A quantidade de armas de fogo permitida por pessoa foi outro aspecto de destaque na argumentação da PFDC. Embora o limite estabelecido seja de quatro armas por cidadão, uma “efetiva necessidade” poderia autorizar a aquisição de um número ainda maior de uso permitido. A ilegalidade se baseia, nesse caso, na expansão do que está previsto no artigo 4º da Lei nº 10.826/2003, que sinaliza que cada aquisição de arma de fogo de uso permitido deverá ser devidamente justificada. Ou seja, o dispositivo não proíbe a aquisição de mais armas, mas exige, evidentemente, explicação concreta para cada caso.

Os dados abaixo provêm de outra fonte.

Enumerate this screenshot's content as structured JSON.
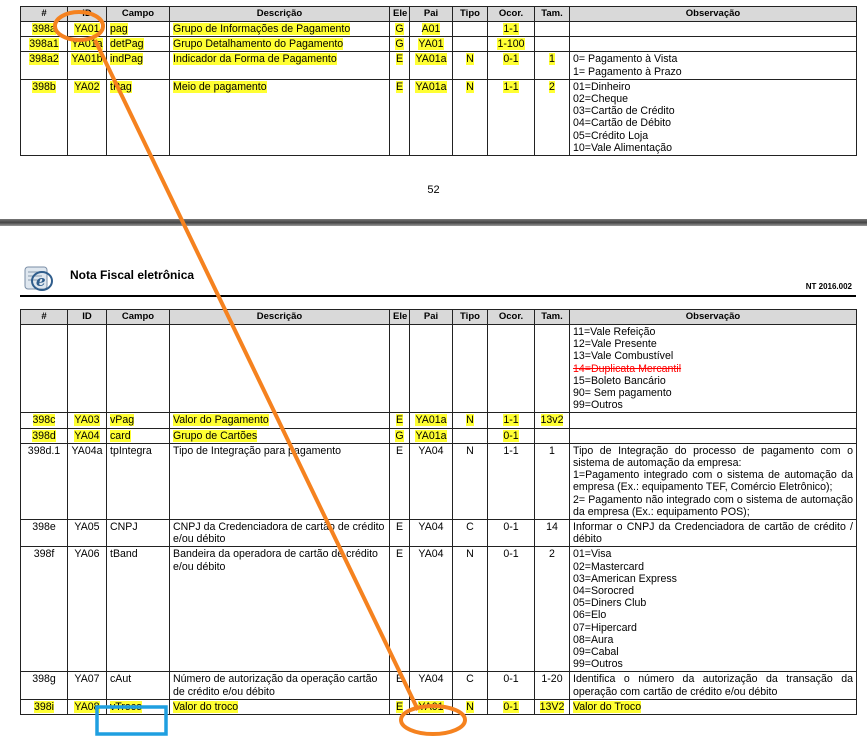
{
  "columns": [
    "#",
    "ID",
    "Campo",
    "Descrição",
    "Ele",
    "Pai",
    "Tipo",
    "Ocor.",
    "Tam.",
    "Observação"
  ],
  "page_number": "52",
  "header": {
    "title": "Nota Fiscal eletrônica",
    "version": "NT 2016.002"
  },
  "table1": [
    {
      "num": "398a",
      "id": "YA01",
      "campo": "pag",
      "desc": "Grupo de Informações de Pagamento",
      "ele": "G",
      "pai": "A01",
      "tipo": "",
      "ocor": "1-1",
      "tam": "",
      "obs": [],
      "hl": true
    },
    {
      "num": "398a1",
      "id": "YA01a",
      "campo": "detPag",
      "desc": "Grupo Detalhamento do Pagamento",
      "ele": "G",
      "pai": "YA01",
      "tipo": "",
      "ocor": "1-100",
      "tam": "",
      "obs": [],
      "hl": true
    },
    {
      "num": "398a2",
      "id": "YA01b",
      "campo": "indPag",
      "desc": "Indicador da Forma de Pagamento",
      "ele": "E",
      "pai": "YA01a",
      "tipo": "N",
      "ocor": "0-1",
      "tam": "1",
      "obs": [
        "0= Pagamento à Vista",
        "1= Pagamento à Prazo"
      ],
      "hl": true
    },
    {
      "num": "398b",
      "id": "YA02",
      "campo": "tPag",
      "desc": "Meio de pagamento",
      "ele": "E",
      "pai": "YA01a",
      "tipo": "N",
      "ocor": "1-1",
      "tam": "2",
      "obs": [
        "01=Dinheiro",
        "02=Cheque",
        "03=Cartão de Crédito",
        "04=Cartão de Débito",
        "05=Crédito Loja",
        "10=Vale Alimentação"
      ],
      "hl": true
    }
  ],
  "table2_cont": [
    "11=Vale Refeição",
    "12=Vale Presente",
    "13=Vale Combustível",
    "14=Duplicata Mercantil",
    "15=Boleto Bancário",
    "90= Sem pagamento",
    "99=Outros"
  ],
  "table2": [
    {
      "num": "398c",
      "id": "YA03",
      "campo": "vPag",
      "desc": "Valor do Pagamento",
      "ele": "E",
      "pai": "YA01a",
      "tipo": "N",
      "ocor": "1-1",
      "tam": "13v2",
      "obs": "",
      "hl": true
    },
    {
      "num": "398d",
      "id": "YA04",
      "campo": "card",
      "desc": "Grupo de Cartões",
      "ele": "G",
      "pai": "YA01a",
      "tipo": "",
      "ocor": "0-1",
      "tam": "",
      "obs": "",
      "hl": true
    },
    {
      "num": "398d.1",
      "id": "YA04a",
      "campo": "tpIntegra",
      "desc": "Tipo de Integração para pagamento",
      "ele": "E",
      "pai": "YA04",
      "tipo": "N",
      "ocor": "1-1",
      "tam": "1",
      "obs": [
        "Tipo de Integração do processo de pagamento com o sistema de automação da empresa:",
        "1=Pagamento integrado com o sistema de automação da empresa (Ex.: equipamento TEF, Comércio Eletrônico);",
        "2= Pagamento não integrado com o sistema de automação da empresa (Ex.: equipamento POS);"
      ],
      "hl": false
    },
    {
      "num": "398e",
      "id": "YA05",
      "campo": "CNPJ",
      "desc": "CNPJ da Credenciadora de cartão de crédito e/ou débito",
      "ele": "E",
      "pai": "YA04",
      "tipo": "C",
      "ocor": "0-1",
      "tam": "14",
      "obs": "Informar o CNPJ da Credenciadora de cartão de crédito / débito",
      "hl": false
    },
    {
      "num": "398f",
      "id": "YA06",
      "campo": "tBand",
      "desc": "Bandeira da operadora de cartão de crédito e/ou débito",
      "ele": "E",
      "pai": "YA04",
      "tipo": "N",
      "ocor": "0-1",
      "tam": "2",
      "obs_plain": [
        "01=Visa",
        "02=Mastercard",
        "03=American Express",
        "04=Sorocred"
      ],
      "obs_hl": [
        "05=Diners Club",
        "06=Elo",
        "07=Hipercard",
        "08=Aura",
        "09=Cabal"
      ],
      "obs_tail": [
        "99=Outros"
      ],
      "hl": false
    },
    {
      "num": "398g",
      "id": "YA07",
      "campo": "cAut",
      "desc": "Número de autorização da operação cartão de crédito e/ou débito",
      "ele": "E",
      "pai": "YA04",
      "tipo": "C",
      "ocor": "0-1",
      "tam": "1-20",
      "obs": "Identifica o número da autorização da transação da operação com cartão de crédito e/ou débito",
      "hl": false
    },
    {
      "num": "398i",
      "id": "YA08",
      "campo": "vTroco",
      "desc": "Valor do troco",
      "ele": "E",
      "pai": "YA01",
      "tipo": "N",
      "ocor": "0-1",
      "tam": "13V2",
      "obs": "Valor do Troco",
      "hl": true
    }
  ],
  "colors": {
    "highlight": "#ffff33",
    "annotation_orange": "#f5821f",
    "annotation_blue": "#1f9fe0",
    "header_gray": "#d9d9d9",
    "strike_red": "#ff0000"
  }
}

Quanto ao armazenamento, a respeito da inexistência de “cofre ou local seguro com tranca” para guardar as armas em locais habitados por crianças, adolescentes e pessoas com transtornos mentais – há também uma invasão indevida dos limites da lei, especialmente a penal, já que o decreto prevê hipótese de crime. Os procuradores ainda observam que o simples fato de possuir tais recursos não significa que eles foram devidamente utilizados, ou seja, que foram observadas as cautelas necessárias para impedir o empoderamento indevido da arma de fogo por pessoas inaptas ao seu uso. Por outro lado, o requerente pode adotar cautelas diversas, eventualmente de maior eficiência.
“A iniciativa de ampliar a posse de armas de fogo reforça práticas que jamais produziram bons resultados no Brasil ou em outros países. Sua adoção sem discussão pública, ademais, atropela o processo em andamento de implantação do Sistema Único de Segurança Pública – SUSP, fruto de longa discussão democrática e caminho para uma redefinição construtiva do modo de produzir segurança pública no País”, ressaltam os procuradores.
Números da violência
Seja em meio rural ou urbano, a posse de armas de fogo é um fator que representa de forma expressiva o atual problema de segurança pública no Brasil. Segundo o Atlas da Violência 2018, publicado pelo Instituto de Pesquisa Econômica Aplicada (Ipea) em parceria com o Fórum Brasileiro de Segurança Pública (FBSP), em 2016, o Brasil alcançou a marca histórica de 62.517 homicídios.
Isso equivale a uma taxa de 30,3 mortes para cada 100 mil habitantes, ou seja, 30 vezes maior que os índices europeus. Desse total, 71,1% dos homicídios foram por armas de fogo, índices próximos de países como El Salvador (76,9%) e Honduras (83,4%). O número de homicídios por arma de fogo, ainda de acordo com a publicação, passou de 6.104, em 1980, para 42.291, em 2014, crescimento de 592,8%. Isso sugere que, a despeito do Estatuto do Desarmamento, as armas de fogo continuam sendo usadas em larga escala, gerando mais violência e insegurança.
Em 2017, segundo informações do Grupo Gay da Bahia (GGB), 445 LGBT+ (lésbicas, gays, bissexuais e transexuais) morreram no Brasil vítimas da homotransfobia. Ainda conforme a organização, a maioria dos crimes foi cometida por uso de armas de fogo (30,8%).
A gravidade da situação se expande para a área rural. A Comissão Pastoral da Terra (CPT) contabilizou, em 2017, 71 pessoas assassinadas no campo, o que representa uma morte violenta a cada cinco dias em razão de conflitos por terra – o maior índice já registrado desde 2003, quando foram computadas 73 vítimas. O número é 16,4% maior em relação a 2016, quando houve o registro de 61 assassinatos, e é praticamente o dobro dos casos mapeados em 2014 (36 vítimas). As informações são do MPF-BA.